One of the features of mucosal sites is constant interaction with external stimuli, such as food, dust, and commensal microorganisms. Mucosal infections take place in the context of this background stimulation, and helminth infections have provided fascinating new insight into the interactions that take place. A recent paper in our collection shows that the bacterial microbiota also influences helminth expulsion by regulating intestinal contractility26. Cross-regulation also occurs via the immune system, and two new papers highlight the impact of interaction between opposing cytokine responses. Both describe an underlying IFNγ response present during helminth infection that limits the Th2 response critical for parasite expulsion27,28, and IL-10 is shown to be critical for keeping that IFNγ in check28.

The immune regulation revealed by helminth infection is concentrated at the site of infection, but these infections have also revealed long-range immune modulation, driving our understanding of communication between distant immune locations. Helminths played a key role in describing the gut-lung axis, including the early demonstration that intestinal infection can alter pulmonary disease. Connections between other distal sites are now being established and an exciting new paper in our collection reveals profound changes in immune populations in the skin during strictly enteric helminth infection29. Both the tissue specificity of immune responses and the connections between distant locations are explored in a new review by Vacca et al. in this issue30, highlighting the long reach of helminth infections.

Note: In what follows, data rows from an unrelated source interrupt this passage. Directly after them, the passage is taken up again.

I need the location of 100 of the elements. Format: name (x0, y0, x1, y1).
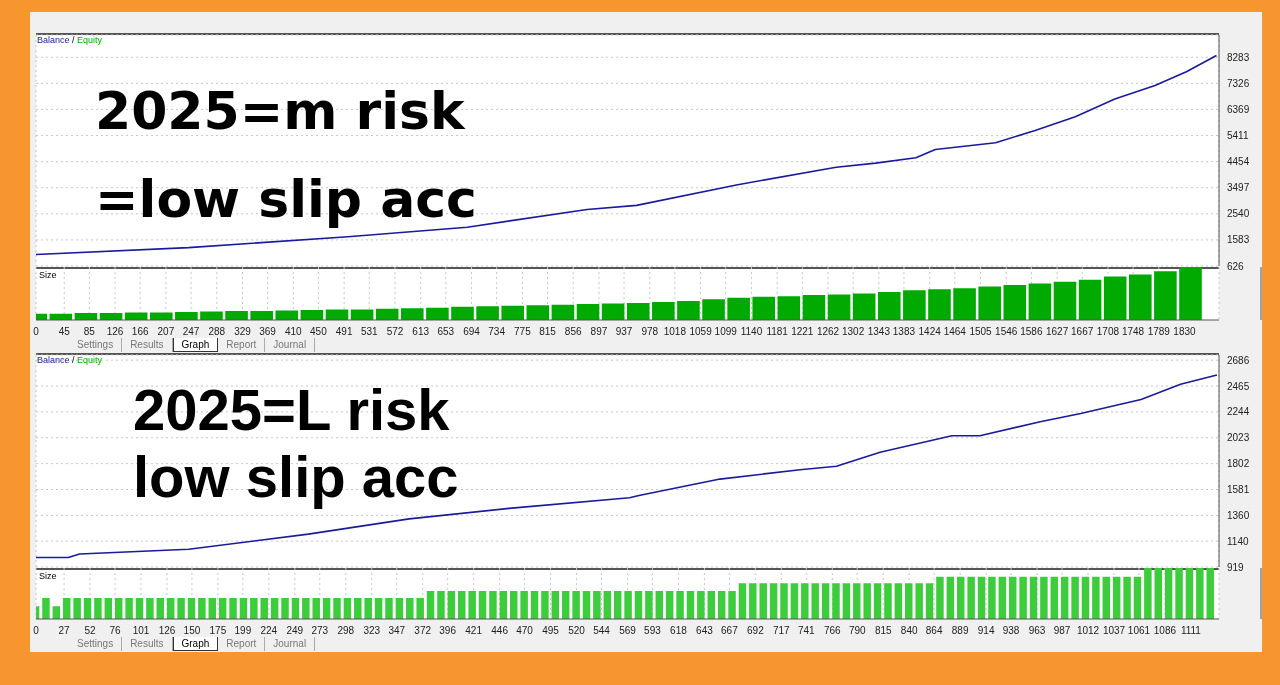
x-tick-label: 150 (183, 625, 201, 637)
bar (541, 590, 549, 619)
bar (936, 576, 944, 619)
y-tick-label: 2023 (1227, 432, 1250, 444)
x-tick-label: 717 (773, 625, 791, 637)
x-tick-label: 491 (335, 326, 353, 338)
x-tick-label: 1830 (1173, 326, 1197, 338)
bar (894, 583, 903, 619)
x-tick-label: 410 (284, 326, 303, 338)
bar (1129, 274, 1152, 320)
bar (551, 590, 560, 619)
bar (626, 303, 650, 320)
bar (364, 598, 372, 619)
text: Settings (69, 637, 123, 651)
bar (73, 598, 81, 619)
y-tick-label: 7326 (1227, 77, 1250, 89)
y-tick-label: 2686 (1227, 354, 1250, 366)
bar (146, 598, 154, 619)
bar (476, 306, 499, 320)
bar (447, 590, 456, 619)
bar (325, 309, 349, 320)
x-tick-label: 0 (33, 625, 40, 637)
x-tick-label: 643 (696, 625, 714, 637)
x-tick-label: 544 (593, 625, 611, 637)
bar (302, 598, 310, 619)
x-tick-label: 126 (106, 326, 124, 338)
y-tick-label: 2540 (1227, 208, 1250, 220)
text: Results (122, 637, 173, 651)
annotation: 2025=L risk (133, 377, 450, 442)
bar (925, 583, 934, 619)
bar (426, 307, 449, 320)
bar (1029, 576, 1038, 619)
line-series (36, 54, 1218, 256)
bar (738, 583, 747, 619)
bar (1185, 568, 1194, 619)
y-tick-label: 8283 (1227, 51, 1250, 63)
bar (125, 598, 133, 619)
bar (1092, 576, 1100, 619)
bar (499, 590, 508, 619)
x-tick-label: 572 (386, 326, 404, 338)
bar (665, 590, 674, 619)
bar (759, 583, 767, 619)
bar (1071, 576, 1079, 619)
bar (94, 598, 102, 619)
bar (250, 310, 273, 320)
x-tick-label: 1789 (1147, 326, 1171, 338)
bar (697, 590, 705, 619)
bar (1053, 281, 1077, 320)
bar (1175, 568, 1183, 619)
x-tick-label: 1086 (1153, 625, 1177, 637)
x-tick-label: 1383 (892, 326, 916, 338)
bar (1123, 576, 1131, 619)
x-tick-label: 531 (360, 326, 379, 338)
bar (458, 590, 466, 619)
bar (1081, 576, 1090, 619)
bar (225, 310, 248, 320)
bar (1102, 576, 1111, 619)
x-tick-label: 126 (158, 625, 176, 637)
bar (406, 598, 414, 619)
bar (478, 590, 487, 619)
bar (790, 583, 799, 619)
bar (520, 590, 528, 619)
x-tick-label: 815 (539, 326, 557, 338)
x-tick-label: 775 (514, 326, 532, 338)
y-tick-label: 6369 (1227, 104, 1250, 115)
x-tick-label: 653 (437, 326, 455, 338)
bar (717, 590, 726, 619)
x-tick-label: 323 (363, 625, 381, 637)
bar (509, 590, 518, 619)
bar (613, 590, 622, 619)
y-tick-label: 1360 (1227, 509, 1250, 521)
bar (645, 590, 653, 619)
bar (852, 293, 876, 320)
bar (281, 598, 289, 619)
bar (727, 297, 750, 320)
bar (1019, 576, 1027, 619)
x-tick-label: 741 (797, 625, 816, 637)
x-tick-label: 45 (58, 326, 71, 338)
bar (988, 576, 996, 619)
x-tick-label: 329 (234, 326, 252, 338)
y-tick-label: 2465 (1227, 380, 1250, 392)
x-tick-label: 1140 (740, 326, 763, 338)
bar (780, 583, 788, 619)
x-tick-label: 1748 (1121, 326, 1145, 338)
bar (1164, 568, 1173, 619)
x-tick-label: 207 (157, 326, 175, 338)
bar (530, 590, 539, 619)
bar (593, 590, 601, 619)
x-tick-label: 1012 (1076, 625, 1100, 637)
text: Journal (265, 637, 316, 651)
bar (928, 289, 951, 320)
x-tick-label: 0 (33, 326, 40, 338)
x-tick-label: 369 (259, 326, 277, 338)
x-tick-label: 938 (1002, 625, 1020, 637)
bar (572, 590, 580, 619)
bar (749, 583, 757, 619)
bar (977, 576, 986, 619)
x-tick-label: 1221 (791, 326, 814, 338)
x-tick-label: 1061 (1127, 625, 1151, 637)
bar (903, 290, 926, 320)
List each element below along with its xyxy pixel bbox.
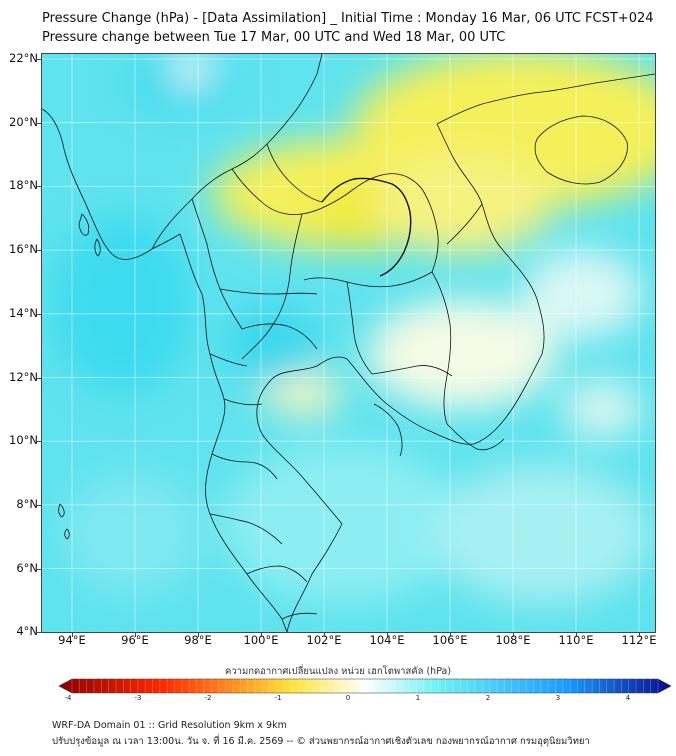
- lon-tick: [198, 632, 199, 637]
- lon-label: 112°E: [621, 633, 657, 647]
- lon-label: 110°E: [558, 633, 594, 647]
- colorbar-gradient: [58, 678, 672, 694]
- colorbar-tick-label: -2: [204, 694, 212, 702]
- lon-tick: [261, 632, 262, 637]
- lat-label: 12°N: [9, 369, 38, 384]
- colorbar-tick-label: 1: [415, 694, 421, 702]
- colorbar-tick-label: -3: [134, 694, 142, 702]
- map-canvas: [42, 54, 655, 632]
- lon-label: 100°E: [243, 633, 279, 647]
- colorbar-tick-label: -4: [64, 694, 72, 702]
- lon-label: 106°E: [432, 633, 468, 647]
- lon-label: 96°E: [121, 633, 149, 647]
- lat-tick: [36, 568, 41, 570]
- pressure-field: [52, 54, 655, 604]
- lat-tick: [36, 313, 41, 315]
- lat-tick: [36, 377, 41, 379]
- lat-label: 6°N: [16, 560, 38, 575]
- lon-tick: [639, 632, 640, 637]
- footer-model-info: WRF-DA Domain 01 :: Grid Resolution 9km …: [52, 720, 287, 731]
- colorbar-tick-label: 4: [625, 694, 631, 702]
- lat-tick: [36, 441, 41, 443]
- lon-tick: [324, 632, 325, 637]
- lat-label: 20°N: [9, 114, 38, 129]
- lon-tick: [387, 632, 388, 637]
- lon-tick: [135, 632, 136, 637]
- lat-tick: [36, 59, 41, 60]
- lat-tick: [36, 504, 41, 506]
- lat-tick: [36, 250, 41, 252]
- lat-label: 14°N: [9, 305, 38, 320]
- graticule: [42, 54, 655, 632]
- lon-tick: [513, 632, 514, 637]
- lat-label: 4°N: [16, 624, 38, 639]
- coastlines-and-borders: [42, 54, 655, 632]
- lon-label: 108°E: [495, 633, 531, 647]
- lon-tick: [576, 632, 577, 637]
- lon-label: 94°E: [58, 633, 86, 647]
- lat-label: 10°N: [9, 433, 38, 448]
- colorbar-tick-label: 3: [555, 694, 561, 702]
- colorbar-tick-label: -1: [274, 694, 282, 702]
- colorbar-caption: ความกดอากาศเปลี่ยนแปลง หน่วย เฮกโตพาสคัล…: [224, 666, 452, 677]
- colorbar-tick-label: 0: [345, 694, 351, 702]
- pressure-change-map: [41, 53, 656, 633]
- lon-label: 98°E: [184, 633, 212, 647]
- lat-label: 18°N: [9, 178, 38, 193]
- lon-tick: [72, 632, 73, 637]
- map-title: Pressure Change (hPa) - [Data Assimilati…: [42, 11, 654, 26]
- lon-label: 102°E: [306, 633, 342, 647]
- lat-tick: [36, 632, 41, 634]
- lat-label: 22°N: [9, 51, 38, 65]
- colorbar-tick-label: 2: [485, 694, 491, 702]
- footer-credit: ปรับปรุงข้อมูล ณ เวลา 13:00น. วัน จ. ที่…: [52, 736, 590, 747]
- lon-label: 104°E: [369, 633, 405, 647]
- lat-label: 16°N: [9, 242, 38, 257]
- colorbar: [58, 678, 672, 694]
- map-subtitle: Pressure change between Tue 17 Mar, 00 U…: [42, 30, 506, 45]
- lat-tick: [36, 122, 41, 124]
- lon-tick: [450, 632, 451, 637]
- lat-label: 8°N: [16, 496, 38, 511]
- lat-tick: [36, 186, 41, 188]
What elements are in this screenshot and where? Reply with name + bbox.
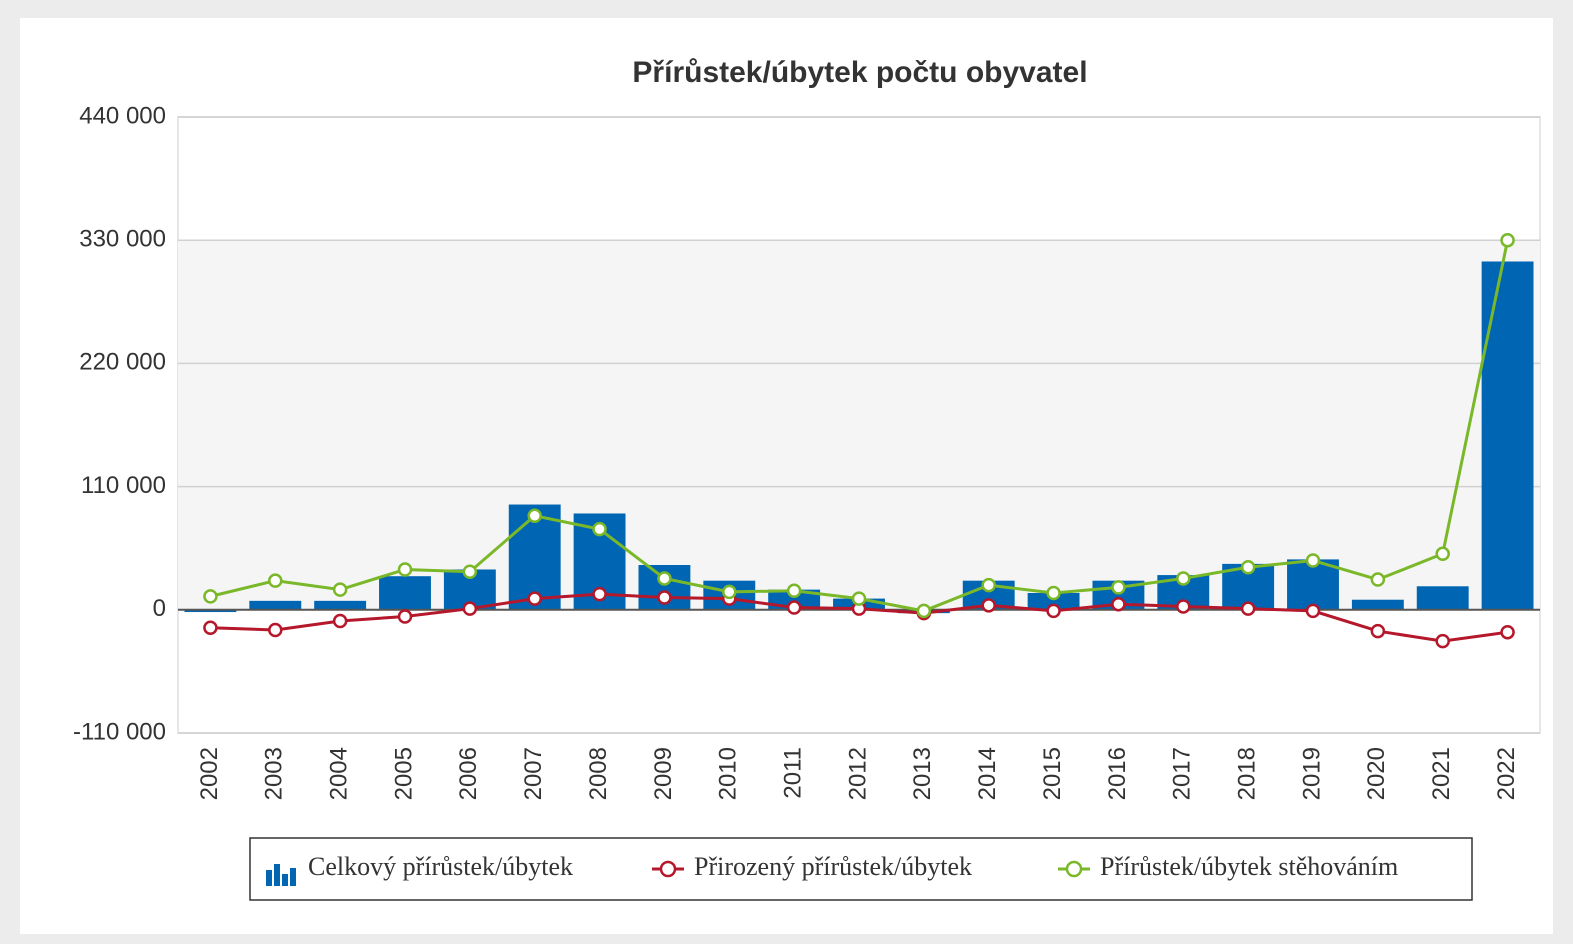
x-tick-label: 2020 [1363,747,1390,800]
y-tick-label: -110 000 [73,718,166,745]
x-tick-label: 2010 [715,747,742,800]
legend-icon [1065,860,1083,878]
x-tick-label: 2002 [196,747,223,800]
marker [786,583,802,599]
x-tick-label: 2009 [650,747,677,800]
marker [722,584,737,600]
x-tick-label: 2007 [520,747,547,800]
x-tick-label: 2008 [585,747,612,800]
bar [314,600,367,610]
marker [397,562,413,577]
y-tick-label: 330 000 [79,226,166,253]
marker [1370,572,1386,587]
marker [851,591,867,606]
legend-icon [290,868,296,886]
plot-band [178,240,1540,610]
legend-icon [659,860,677,878]
marker [1435,633,1450,649]
marker [1176,599,1191,614]
legend-icon [282,874,288,886]
marker [268,622,283,638]
legend-label: Celkový přírůstek/úbytek [308,852,573,881]
marker [1240,601,1256,616]
x-tick-label: 2005 [390,747,417,800]
x-tick-label: 2013 [909,747,936,800]
x-tick-label: 2003 [261,747,288,800]
bar [249,600,302,610]
x-tick-label: 2021 [1428,747,1455,800]
x-tick-label: 2019 [1298,747,1325,800]
marker [527,591,542,606]
marker [1305,553,1321,568]
x-tick-label: 2012 [844,747,871,800]
marker [981,577,996,593]
marker [592,586,607,602]
x-tick-label: 2004 [325,747,352,800]
marker [268,573,283,588]
x-tick-label: 2006 [455,747,482,800]
y-tick-label: 0 [153,595,166,622]
marker [527,508,542,523]
marker [1046,603,1061,619]
marker [1111,580,1126,595]
bar [1416,586,1469,610]
y-tick-label: 110 000 [81,472,166,499]
marker [203,589,218,604]
bar [379,576,431,610]
bar [1287,559,1339,610]
x-tick-label: 2014 [974,747,1001,800]
legend-label: Přirozený přírůstek/úbytek [694,852,972,881]
marker [1370,623,1386,639]
marker [1435,546,1450,562]
legend-icon [266,870,272,886]
x-tick-label: 2018 [1233,747,1260,800]
y-tick-label: 220 000 [79,349,166,376]
marker [657,590,672,605]
marker [1176,571,1191,586]
legend-icon [274,864,280,886]
bar [1351,599,1404,610]
marker [332,582,348,597]
x-tick-label: 2022 [1493,747,1520,800]
marker [1305,603,1321,619]
marker [981,598,996,613]
legend-box [249,837,1473,901]
marker [916,603,932,619]
marker [462,564,478,579]
legend-label: Přírůstek/úbytek stěhováním [1100,852,1398,881]
marker [397,609,413,624]
marker [1500,624,1515,640]
x-tick-label: 2011 [779,747,806,799]
marker [1046,585,1061,601]
x-tick-label: 2016 [1104,747,1131,800]
marker [462,601,478,616]
marker [786,600,802,615]
y-tick-label: 440 000 [79,102,166,129]
marker [1240,559,1256,575]
marker [657,571,672,586]
x-tick-label: 2015 [1039,747,1066,800]
marker [592,521,607,537]
marker [203,620,218,635]
bar [1027,593,1080,610]
bar [184,609,237,613]
marker [1111,596,1126,612]
marker [1500,232,1515,248]
bar [1481,261,1534,610]
x-tick-label: 2017 [1169,747,1196,800]
marker [332,613,348,629]
chart-title: Přírůstek/úbytek počtu obyvatel [632,56,1087,89]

The mechanisms of immune regulation revealed by helminth infections have also been powerful drivers of therapeutic strategies, aiming to suppress and moderate pathological immune responses in a variety of tissue sites. Soon after the discovery of regulatory T cells31, parasites were found to induce regulatory responses and suppress type 2 immunity, through the release of immunomodulatory products32 (Fig. 1-4). Loke et al. review the latest information on the human immune response to parasitic helminths, how recent technological developments such as human challenge studies, single cell sequencing and organoid culture systems have aided these investigations. Recent insight is enabling new approaches to vaccine design and harnessing of parasite-mediated immune suppression to treat inflammatory disease33.

Parasitic helminths will continue to be a unique and physiologically relevant testbed for new concepts in mucosal immunology. Better understanding of immunity to helminths is urgently needed. Almost one quarter of the world’s population is at risk of infection with parasitic helminths, causing significant morbidity and mortality, and yet we currently do not have any effective vaccines. But as this collection of reviews and current research papers illustrates, understanding the biology of helminth infections, their regulation and their tissue context is also answering key questions in immunobiology, mucosal immunity, and immunotherapy. Only by using human and animal model helminth infection experiments, can these fundamental questions be answered.